II – “Muda-se o ser, mudam-se as confianças”

Se os tempos parecem mudar, o que, felizmente, tem mudado e tem tido um reflexo sócio-cultural cada vez mais profícuo foi – é – no mundo, ter passado a haver um número maior de Homens e Mulheres que, de passo em passo, por força das suas vontades renovadas, assumiram mudar o seu ser e, também, como consequência, a mudar a sua confiança. Nesses novos moldes passaram a perspectivar, dum modo mais adequado, mais ambicioso e mais firme o entendimento do significado da justiça social e, até, de como saber conquistá-la. Ao esforçarem-se por exigi-la – foi o que mudou no mundo – fazem que, com isso, de facto, só as aparências sejam outras.

O objectivo mantém-se – a estratégia é a mesma – a táctica é que varia e, como assim, quantas vezes, as aparências até podem pintar a realidade.

A estratificação social que é imposta pela redistribuição viciada da renda obtida pelo trabalho se, ao longo dos milénios, tem gerado uma soma imensa de atropelos sociais e, consequentemente, de injustiça social tem, por igual, aberto horizontes mais vastos e melhor fundamentados para o aperfeiçoamento – a tal contradição favorável – da trilogia política fundadora da contemporaneidade: Liberdade, Igualdade e Fraternidade.

A quantidade dos estímulos altera a qualidade das respostas e essa mesma retroage avolumando a soma dos primeiros, uma conclusão fundamental que, com mais outras três, desde o século XIX, tem permitido antever-se a certeza dum caminhar inexorável – mesmo que imensamente lento – para vir a conseguir-se a justiça social. Nos termos mais latos, poder passar-se do regime da troca para o do uso.

Infelicidade nossa, só muito lentamente, e quantas vezes com recuos indesejáveis, é que a justiça social consegue antever luz no fundo do túnel.
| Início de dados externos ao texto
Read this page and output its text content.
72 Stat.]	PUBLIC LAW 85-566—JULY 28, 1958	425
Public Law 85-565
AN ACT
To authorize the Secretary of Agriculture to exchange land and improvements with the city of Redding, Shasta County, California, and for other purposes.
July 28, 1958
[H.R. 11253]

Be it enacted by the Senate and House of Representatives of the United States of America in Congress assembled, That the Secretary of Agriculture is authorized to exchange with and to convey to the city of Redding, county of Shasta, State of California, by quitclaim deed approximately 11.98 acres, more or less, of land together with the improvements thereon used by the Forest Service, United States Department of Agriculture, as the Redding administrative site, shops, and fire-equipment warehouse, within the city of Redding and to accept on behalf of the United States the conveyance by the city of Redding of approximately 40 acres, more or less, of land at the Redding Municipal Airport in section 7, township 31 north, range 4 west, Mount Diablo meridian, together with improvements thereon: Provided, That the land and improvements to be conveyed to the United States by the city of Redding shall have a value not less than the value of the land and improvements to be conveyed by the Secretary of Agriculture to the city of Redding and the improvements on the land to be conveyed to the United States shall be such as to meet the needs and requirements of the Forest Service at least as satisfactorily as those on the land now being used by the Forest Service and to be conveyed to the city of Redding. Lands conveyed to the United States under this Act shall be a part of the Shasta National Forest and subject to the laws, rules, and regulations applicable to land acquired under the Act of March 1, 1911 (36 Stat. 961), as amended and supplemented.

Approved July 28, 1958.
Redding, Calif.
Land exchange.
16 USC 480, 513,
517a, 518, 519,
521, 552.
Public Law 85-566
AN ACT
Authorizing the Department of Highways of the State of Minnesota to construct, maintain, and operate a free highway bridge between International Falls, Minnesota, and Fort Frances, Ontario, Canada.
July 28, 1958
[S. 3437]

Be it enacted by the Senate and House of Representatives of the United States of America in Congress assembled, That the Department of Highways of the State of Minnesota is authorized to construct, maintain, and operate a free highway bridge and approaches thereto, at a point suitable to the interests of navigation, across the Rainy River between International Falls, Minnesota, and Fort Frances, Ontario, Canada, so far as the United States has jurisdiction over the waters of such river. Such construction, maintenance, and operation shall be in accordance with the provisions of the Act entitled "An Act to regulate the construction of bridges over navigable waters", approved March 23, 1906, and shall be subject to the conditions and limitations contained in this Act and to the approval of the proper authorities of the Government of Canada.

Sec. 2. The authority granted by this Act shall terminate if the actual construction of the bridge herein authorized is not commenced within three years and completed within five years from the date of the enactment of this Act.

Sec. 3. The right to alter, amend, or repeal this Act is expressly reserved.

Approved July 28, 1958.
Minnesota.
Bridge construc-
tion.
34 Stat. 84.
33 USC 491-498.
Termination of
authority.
Num número incontável de vezes – e isso é uma cruz difícil de carregar – tem de viver-se na desilusão de não ter conseguido dar em frente o passo mais desejado.

Em todos os casos, seja como for, no cômputo geral, deu-se.

Mesmo aqueles episódios que, a seu tempo, foram rotulados de pouco penetrantes, de muito limitados, nada influentes e bastante efémeros, até esses, pela sua soma – é inevitável – acabam por jogar em favor da busca da justiça social e do seu indissociável bem-estar social.

Na História da Humanidade, o combate por essa justiça, mesmo quando tem de ter recuos, não pode é aceitar que, em quaisquer momentos, possa prevalecer o espírito de retirada.

Tudo somado, quem tem ganho?

Sobretudo, mais interessante, quem tem perdido?